France's six-month EU presidency got off to a rocky start in July when Ireland rejected a key reform treaty designed to give the 27-nation bloc a new leaner decision-making structure.
A month later, Russia sent troops and tanks into the former Soviet republic of Georgia, sparking five days of fighting that ended after President Nicolas Sarkozy brokered a ceasefire on behalf of the EU.
The following month brought still more challenges: US investment giant Lehman Brothers collapsed, setting off a domino effect that left banks tottering across Europe and rattled stock markets.
The triple whammy has forced France to quickly re-arrange its EU priorities and take decisive action at a time when the United States is engrossed in a presidential campaign.
"The French presidency is not going the way we expected it to," France's minister for Europe Jean-Pierre Jouyet commented this week. "It has become a crisis-managing presidency."
With the energetic Sarkozy at the helm, France tackled the challenges head-on, although strains have appeared in the partnership with Germany and there were missteps along the way.
"The energy shown by Sarkozy and the clear focus he had in converting consensus into firm EU decisions is a positive thing," said John Palmer, from the Federal Trust think tank in London.
The president who declared "France is back in Europe" in his election victory speech in May 2007 engaged in shuttle diplomacy between Moscow and Tbilisi to end the Russia-Georgia conflict.
While Sarkozy faced resistance from German Chancellor Angela Merkel for Europe-wide action on the financial crisis, he managed to bring countries that use the euro currency together around a plan first devised by Prime Minister Gordon Brown for Britain.
"Sarkozy has been quick to seize the kind of proposal that Brown came out with an put in a EU framework," said Palmer.
The plan agreed at a Paris summit on Sunday called for governments across Europe to guarantee interbank loans and offer capital to ailing banks in a bid to overcome the credit crunch threatening to bring economies to a halt.
France's bolstered role stems partly from the fact that the United States has been weakened, said Antonio Missiroli of the European Policy Centre in Brussels.
"The Americans were unable to help Georgia and prevent the financial crisis and they have an outgoing president," he said.
"Most governments gave Sarkozy quite a good mark," said Charles Grant, director of the European Center for Reform in London.
But agreements negotiated with Moscow and Tbilissi have been criticised for lacking specifics while a first attempt at a Europe-wide response to the banking crisis with Britain, Germany and Italy fell flat.
"The premature announcement of a European intervention fund had to be quickly denied and this was a blunder," said Missiroli.

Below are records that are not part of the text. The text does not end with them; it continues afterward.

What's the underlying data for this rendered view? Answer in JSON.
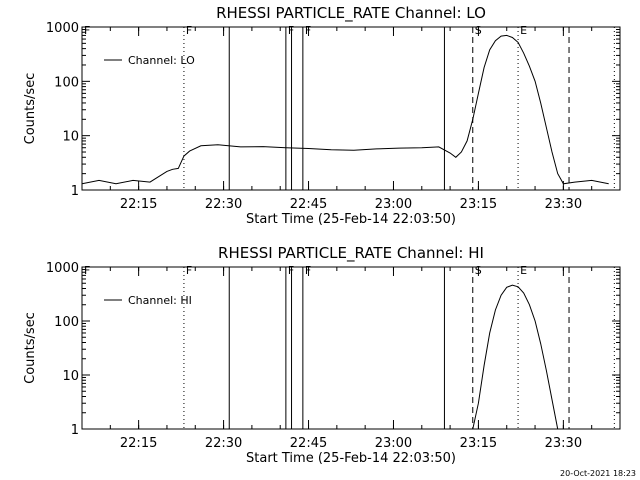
{
  "chart_data": [
    {
      "type": "line",
      "title": "RHESSI PARTICLE_RATE Channel: LO",
      "xlabel": "Start Time (25-Feb-14 22:03:50)",
      "ylabel": "Counts/sec",
      "yscale": "log",
      "ylim": [
        1,
        1000
      ],
      "xlim": [
        "22:05",
        "23:40"
      ],
      "x_ticks": [
        "22:15",
        "22:30",
        "22:45",
        "23:00",
        "23:15",
        "23:30"
      ],
      "y_ticks": [
        "1",
        "10",
        "100",
        "1000"
      ],
      "grid": false,
      "legend": {
        "placement": "upper-left",
        "entries": [
          "Channel: LO"
        ]
      },
      "markers": [
        {
          "label": "F",
          "time": "22:05",
          "style": "dotted"
        },
        {
          "label": "F",
          "time": "22:23",
          "style": "dotted"
        },
        {
          "label": "",
          "time": "22:31",
          "style": "solid"
        },
        {
          "label": "F",
          "time": "22:41",
          "style": "solid"
        },
        {
          "label": "",
          "time": "22:42",
          "style": "solid"
        },
        {
          "label": "F",
          "time": "22:44",
          "style": "solid"
        },
        {
          "label": "",
          "time": "23:09",
          "style": "solid"
        },
        {
          "label": "S",
          "time": "23:14",
          "style": "dashed"
        },
        {
          "label": "E",
          "time": "23:22",
          "style": "dotted"
        },
        {
          "label": "",
          "time": "23:31",
          "style": "dashed"
        },
        {
          "label": "",
          "time": "23:39",
          "style": "dotted"
        }
      ],
      "series": [
        {
          "x": [
            "22:05",
            "22:08",
            "22:11",
            "22:14",
            "22:17",
            "22:20",
            "22:21",
            "22:22",
            "22:23",
            "22:24",
            "22:26",
            "22:29",
            "22:33",
            "22:37",
            "22:41",
            "22:45",
            "22:49",
            "22:53",
            "22:57",
            "23:01",
            "23:05",
            "23:08",
            "23:10",
            "23:11",
            "23:12",
            "23:13",
            "23:14",
            "23:15",
            "23:16",
            "23:17",
            "23:18",
            "23:19",
            "23:20",
            "23:21",
            "23:22",
            "23:23",
            "23:24",
            "23:25",
            "23:26",
            "23:27",
            "23:28",
            "23:29",
            "23:30",
            "23:32",
            "23:35",
            "23:38"
          ],
          "y": [
            1.3,
            1.5,
            1.3,
            1.5,
            1.4,
            2.2,
            2.4,
            2.5,
            4.2,
            5.2,
            6.5,
            6.8,
            6.2,
            6.3,
            6.0,
            5.8,
            5.5,
            5.4,
            5.7,
            5.9,
            6.0,
            6.2,
            4.8,
            4.0,
            5.0,
            8.0,
            20,
            60,
            180,
            380,
            560,
            680,
            700,
            640,
            520,
            330,
            190,
            100,
            40,
            14,
            5,
            2,
            1.3,
            1.4,
            1.5,
            1.3
          ]
        }
      ]
    },
    {
      "type": "line",
      "title": "RHESSI PARTICLE_RATE Channel: HI",
      "xlabel": "Start Time (25-Feb-14 22:03:50)",
      "ylabel": "Counts/sec",
      "yscale": "log",
      "ylim": [
        1,
        1000
      ],
      "xlim": [
        "22:05",
        "23:40"
      ],
      "x_ticks": [
        "22:15",
        "22:30",
        "22:45",
        "23:00",
        "23:15",
        "23:30"
      ],
      "y_ticks": [
        "1",
        "10",
        "100",
        "1000"
      ],
      "grid": false,
      "legend": {
        "placement": "upper-left",
        "entries": [
          "Channel: HI"
        ]
      },
      "markers": [
        {
          "label": "F",
          "time": "22:05",
          "style": "dotted"
        },
        {
          "label": "F",
          "time": "22:23",
          "style": "dotted"
        },
        {
          "label": "",
          "time": "22:31",
          "style": "solid"
        },
        {
          "label": "F",
          "time": "22:41",
          "style": "solid"
        },
        {
          "label": "",
          "time": "22:42",
          "style": "solid"
        },
        {
          "label": "F",
          "time": "22:44",
          "style": "solid"
        },
        {
          "label": "",
          "time": "23:09",
          "style": "solid"
        },
        {
          "label": "S",
          "time": "23:14",
          "style": "dashed"
        },
        {
          "label": "E",
          "time": "23:22",
          "style": "dotted"
        },
        {
          "label": "",
          "time": "23:31",
          "style": "dashed"
        },
        {
          "label": "",
          "time": "23:39",
          "style": "dotted"
        }
      ],
      "series": [
        {
          "x": [
            "23:14",
            "23:15",
            "23:16",
            "23:17",
            "23:18",
            "23:19",
            "23:20",
            "23:21",
            "23:22",
            "23:23",
            "23:24",
            "23:25",
            "23:26",
            "23:27",
            "23:28",
            "23:29"
          ],
          "y": [
            1.0,
            3.0,
            15,
            60,
            160,
            300,
            420,
            460,
            430,
            330,
            200,
            100,
            38,
            12,
            3.5,
            1.0
          ]
        }
      ]
    }
  ],
  "footer": {
    "timestamp": "20-Oct-2021 18:23"
  }
}
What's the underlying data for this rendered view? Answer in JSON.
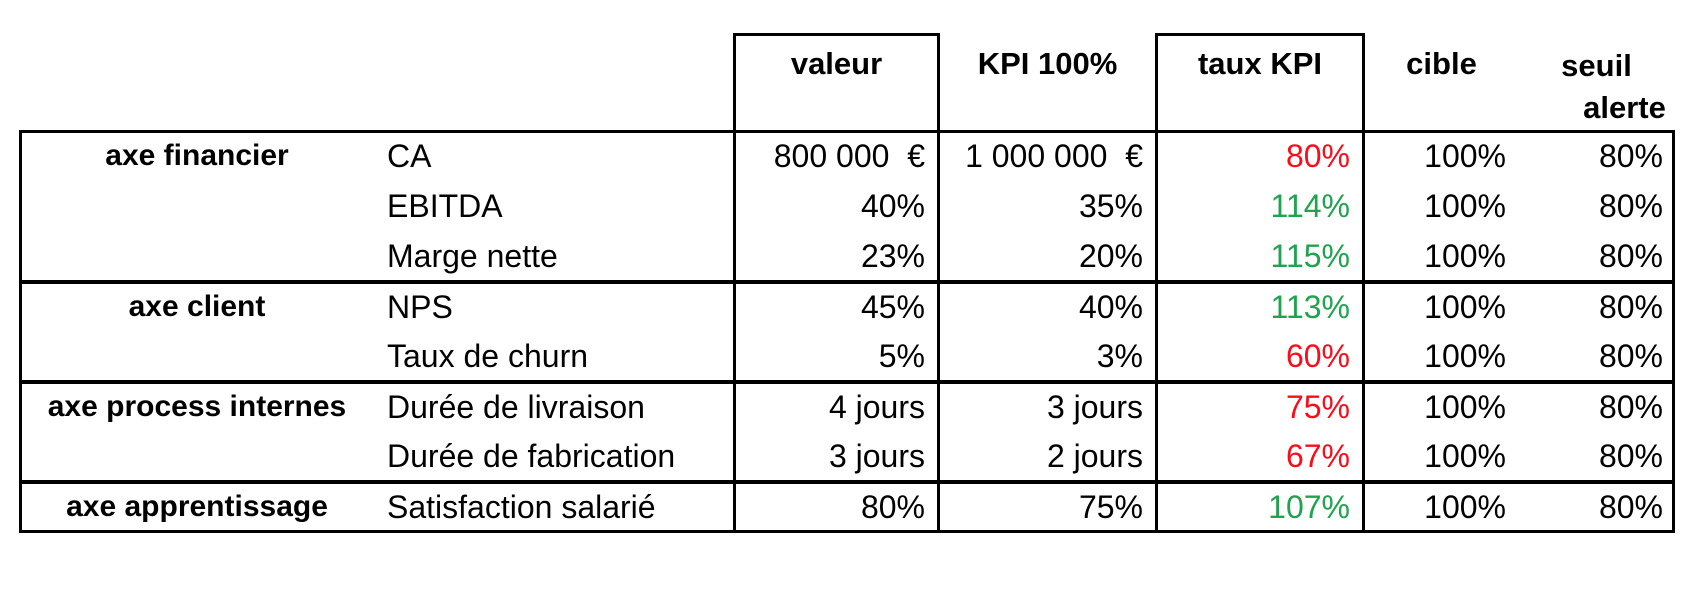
{
  "colors": {
    "good": "#1fa34f",
    "bad": "#fb0c1a",
    "border": "#000000",
    "background": "#ffffff"
  },
  "headers": {
    "valeur": "valeur",
    "kpi100": "KPI 100%",
    "taux": "taux KPI",
    "cible": "cible",
    "seuil_line1": "seuil",
    "seuil_line2": "alerte"
  },
  "rows": [
    {
      "axe": "axe financier",
      "indicator": "CA",
      "valeur": "800 000  €",
      "kpi100": "1 000 000  €",
      "taux": "80%",
      "taux_status": "bad",
      "cible": "100%",
      "seuil": "80%"
    },
    {
      "axe": "",
      "indicator": "EBITDA",
      "valeur": "40%",
      "kpi100": "35%",
      "taux": "114%",
      "taux_status": "good",
      "cible": "100%",
      "seuil": "80%"
    },
    {
      "axe": "",
      "indicator": "Marge nette",
      "valeur": "23%",
      "kpi100": "20%",
      "taux": "115%",
      "taux_status": "good",
      "cible": "100%",
      "seuil": "80%"
    },
    {
      "axe": "axe client",
      "indicator": "NPS",
      "valeur": "45%",
      "kpi100": "40%",
      "taux": "113%",
      "taux_status": "good",
      "cible": "100%",
      "seuil": "80%"
    },
    {
      "axe": "",
      "indicator": "Taux de churn",
      "valeur": "5%",
      "kpi100": "3%",
      "taux": "60%",
      "taux_status": "bad",
      "cible": "100%",
      "seuil": "80%"
    },
    {
      "axe": "axe process internes",
      "indicator": "Durée de livraison",
      "valeur": "4 jours",
      "kpi100": "3 jours",
      "taux": "75%",
      "taux_status": "bad",
      "cible": "100%",
      "seuil": "80%"
    },
    {
      "axe": "",
      "indicator": "Durée de fabrication",
      "valeur": "3 jours",
      "kpi100": "2 jours",
      "taux": "67%",
      "taux_status": "bad",
      "cible": "100%",
      "seuil": "80%"
    },
    {
      "axe": "axe apprentissage",
      "indicator": "Satisfaction salarié",
      "valeur": "80%",
      "kpi100": "75%",
      "taux": "107%",
      "taux_status": "good",
      "cible": "100%",
      "seuil": "80%"
    }
  ]
}
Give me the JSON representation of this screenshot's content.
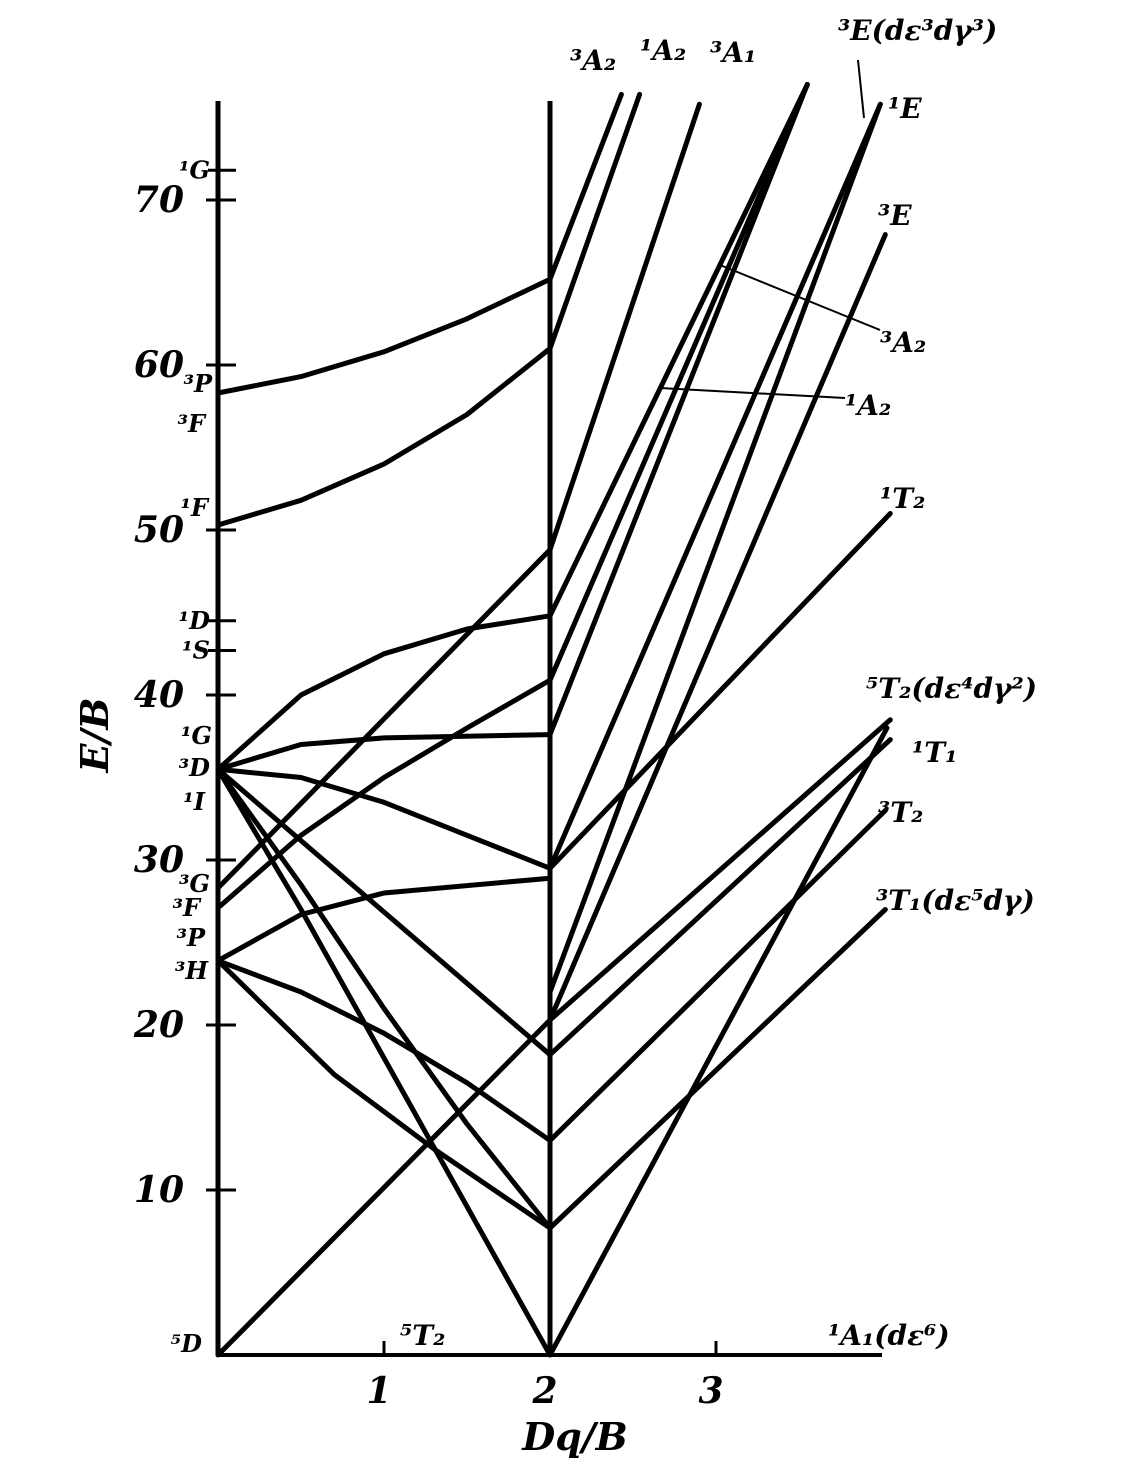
{
  "chart_data": {
    "type": "line",
    "x_label": "Dq/B",
    "y_label": "E/B",
    "xlim": [
      0,
      4
    ],
    "ylim": [
      0,
      76
    ],
    "xticks": [
      1,
      2,
      3
    ],
    "yticks": [
      10,
      20,
      30,
      40,
      50,
      60,
      70
    ],
    "color": "#000000",
    "term_ticks": [
      {
        "value": 71.8,
        "label": "¹G"
      },
      {
        "value": 44.5,
        "label": "¹D"
      },
      {
        "value": 42.7,
        "label": "¹S"
      }
    ],
    "left_terms": [
      "³P",
      "³F",
      "¹F",
      "¹G",
      "³D",
      "¹I",
      "³G",
      "³F",
      "³P",
      "³H",
      "⁵D"
    ],
    "line_labels": [
      "³A₂",
      "¹A₂",
      "³A₁",
      "³E(dε³dγ³)",
      "¹E",
      "³E",
      "³A₂",
      "¹A₂",
      "¹T₂",
      "⁵T₂(dε⁴dγ²)",
      "¹T₁",
      "³T₂",
      "³T₁(dε⁵dγ)",
      "¹A₁(dε⁶)",
      "⁵T₂"
    ],
    "series": [
      {
        "x": [
          0,
          0.5,
          1,
          1.5,
          2
        ],
        "values": [
          58.3,
          59.3,
          60.8,
          62.8,
          65.2
        ]
      },
      {
        "x": [
          0,
          0.5,
          1,
          1.5,
          2
        ],
        "values": [
          50.3,
          51.8,
          54,
          57,
          61
        ]
      },
      {
        "x": [
          0,
          0.5,
          1,
          1.5,
          2
        ],
        "values": [
          35.5,
          40,
          42.5,
          44,
          44.8
        ]
      },
      {
        "x": [
          0,
          0.5,
          1,
          2
        ],
        "values": [
          35.5,
          37,
          37.4,
          37.6
        ]
      },
      {
        "x": [
          0,
          0.5,
          1,
          1.5,
          2
        ],
        "values": [
          35.5,
          35,
          33.5,
          31.5,
          29.5
        ]
      },
      {
        "x": [
          0,
          2
        ],
        "values": [
          35.5,
          18.2
        ]
      },
      {
        "x": [
          0,
          0.5,
          1,
          2
        ],
        "values": [
          35.5,
          27,
          18,
          0
        ]
      },
      {
        "x": [
          0,
          0.5,
          1,
          1.5,
          2
        ],
        "values": [
          35.5,
          28.5,
          21,
          14,
          7.7
        ]
      },
      {
        "x": [
          0,
          2
        ],
        "values": [
          28.3,
          48.8
        ]
      },
      {
        "x": [
          0,
          0.5,
          1,
          1.5,
          2
        ],
        "values": [
          27.1,
          31.5,
          35,
          38,
          40.9
        ]
      },
      {
        "x": [
          0,
          0.5,
          1,
          2
        ],
        "values": [
          23.9,
          26.7,
          28,
          28.9
        ]
      },
      {
        "x": [
          0,
          0.5,
          1,
          1.5,
          2
        ],
        "values": [
          23.9,
          22,
          19.5,
          16.5,
          13
        ]
      },
      {
        "x": [
          0,
          0.7,
          1.3,
          2
        ],
        "values": [
          23.9,
          17,
          12.5,
          7.7
        ]
      },
      {
        "x": [
          0,
          2,
          4.05
        ],
        "values": [
          0,
          20.3,
          38.5
        ]
      },
      {
        "x": [
          2,
          4.02
        ],
        "values": [
          7.7,
          27
        ]
      },
      {
        "x": [
          2,
          4.02
        ],
        "values": [
          13,
          33
        ]
      },
      {
        "x": [
          2,
          4.05
        ],
        "values": [
          18.2,
          37.3
        ]
      },
      {
        "x": [
          2,
          4.03
        ],
        "values": [
          0,
          38
        ]
      },
      {
        "x": [
          2,
          4.05
        ],
        "values": [
          29.5,
          51
        ]
      },
      {
        "x": [
          2,
          4.02
        ],
        "values": [
          20.3,
          67.9
        ]
      },
      {
        "x": [
          2,
          3.99
        ],
        "values": [
          22,
          75.8
        ]
      },
      {
        "x": [
          2,
          3.55
        ],
        "values": [
          37.6,
          77
        ]
      },
      {
        "x": [
          2,
          3.55
        ],
        "values": [
          40.9,
          77
        ]
      },
      {
        "x": [
          2,
          3.55
        ],
        "values": [
          44.8,
          77
        ]
      },
      {
        "x": [
          2,
          2.9
        ],
        "values": [
          48.8,
          75.8
        ]
      },
      {
        "x": [
          2,
          2.54
        ],
        "values": [
          61,
          76.4
        ]
      },
      {
        "x": [
          2,
          2.43
        ],
        "values": [
          65.2,
          76.4
        ]
      },
      {
        "x": [
          2,
          3.99
        ],
        "values": [
          29.5,
          75.8
        ]
      }
    ]
  }
}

On Europe's ties with Russia, Sarkozy "gets good marks for the tactics but there is no sign yet that the tactics form a logical part of a longer term strategic policy," said Palmer.
Europe's time of crises has underscored the need for unity, say commentators.
"The lesson that everyone is drawing from these crises including in Ireland is that we need a Europe that is able to unite quickly," said Alain Lamassoure, a deputy in the European parliament from France's governing party.
France hands over the EU presidency to the Czech Republic on January 1.